Даже после того, как мы с детьми попытались вспомнить этот день в подробностях, я все равно путаюсь в показаниях. В моей памяти я находилась везде одновременно. Как джинн из мультика «Аладдин», я то стояла на балконе под перекрестным огнем и слушала, как стражи выкрикивали угрозы в адрес преступника, припоминая ему все грехи и намекая, что у него есть «высокопоставленные друзья» – видимо, поэтому у них не было официального ордера, – то уже через секунду оказывалась наверху, где Тахере-ханум уверяла меня, что стражи слишком заняты и не обратили внимания на нашу спутниковую тарелку. Позже она сказала мне, что стражи пытались использовать ее как живой щит, рассудив, что в них преступник стрелять будет, а в нее – точно нет.

Между выстрелами мои новые знакомые, комментирующие эти странные события, признались, что если данное предприятие увенчается успехом, нашего соседа, скорее всего, все равно отпустят его высокопоставленные покровители. Страж Революции настойчиво предостерегал меня насчет злобной натуры этого преступника, который сидел в укрытии в дальнем конце нашего сада, спрятавшись в щедрой тени моей любимой ивы. С комичным отчаянием стражи стали жаловаться на безнадежность своей миссии – нам, которые считали обе стороны в этой перестрелке в равной степени преступниками и нарушителями нашей частной собственности и желали избавиться от них как можно скорее.

Игра вскоре переместилась во двор другого нашего соседа; двое его перепуганных детей и няня сбежали на улицу. Выстрелом соседу выбило окно. Преступник на некоторое время укрылся в небольшом сарае в глубине их сада у плавательного бассейна, но теперь стражи окружили его с нескольких сторон. Оружие он выбросил в бассейн – зачем не знаю, – и сцена преследования переместилась на улицу. Мы привели к нам двух сыновей соседа. Мои и соседские дети и мы с Ясси высунулись в окно, глядя, как комитетские затаскивают свою добычу на заднее сиденье белой патрульной «тойоты»; мужчина все время не переставал голосить, звал жену и сына и предупреждал жену, чтобы та ни при каких обстоятельствах не открывала дверь дома.

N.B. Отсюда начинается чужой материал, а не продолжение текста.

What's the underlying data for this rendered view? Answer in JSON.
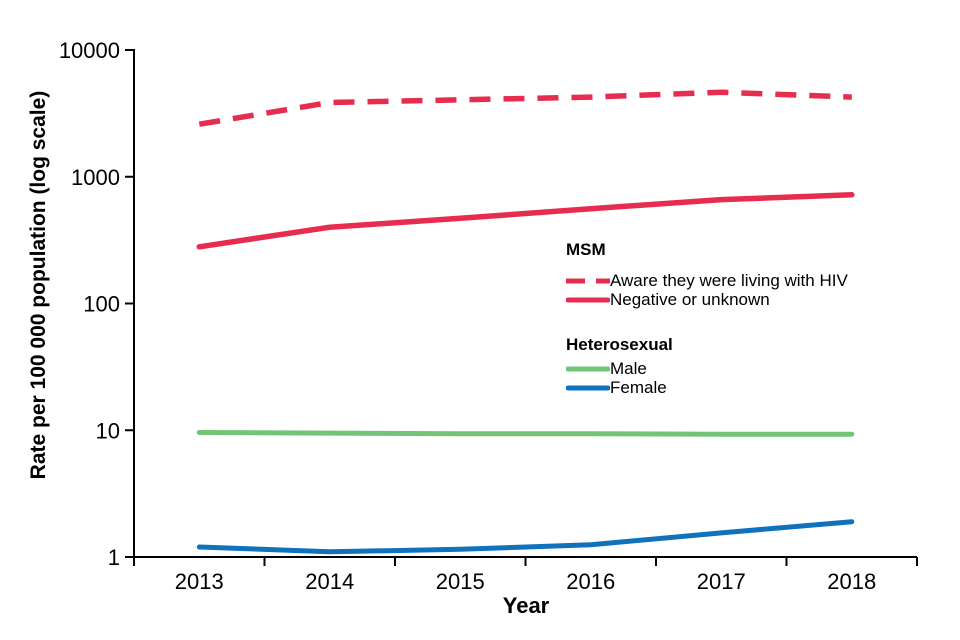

В конце концов мы все-таки выпили кофе: все участники действа – Ясси, Тахере-ханум, дети и я, а также охранники из госпиталя собрались в гостиной моей матери и рассказали свои версии истории. Охранники дали нам кое-какую инсайдерскую информацию о жильце мистера Полковника. Ему было тридцать с небольшим. Своей надменностью и грубостью он заслужил ненависть и страх больничных работников. Оказалось, последние шесть недель наша улица находилась под наблюдением сотрудников Революционного комитета – тех самых, что сегодня наконец совершили арест.

Мы все согласились, что здесь имели место внутренние междоусобные разборки, и преступник, скорее всего, работал на кого-то в высших эшелонах. Это объясняло, откуда у такого молодого человека деньги на старинные автомобили, что стояли у него в гараже, опиум и аренду дома в нашем районе с его заоблачными ценами. Охранникам госпиталя сообщили, что жилец нашего соседа принадлежал к террористической группировке, ответственной за убийства в Париже на протяжении последних десяти лет. По прогнозу нашего самопровозглашенного следственного комитета, скоро его должны были освободить. Мы не ошиблись: его не просто освободили, но и вскоре после нашего возвращения он появился у нас на пороге и попытался убедить Тахере-ханум подать жалобу против сотрудников Революционного комитета, вломившихся в наш дом, чтобы его арестовать. Но мы жаловаться не стали.

Вечером мы с мужем пили чай дома у соседа, где организовалась очередная встреча; дети, заинтригованные событиями дня, решили исследовать все места, где происходила перестрелка. В сарае они нашли черную кожаную куртку арестованного, и в ней – маленький кассетный магнитофон. Мы были законопослушными гражданами и, прослушав невнятный разговор о каких-то грузовиках, отдали магнитофон и куртку комитету, несмотря на горячие протесты наших детей.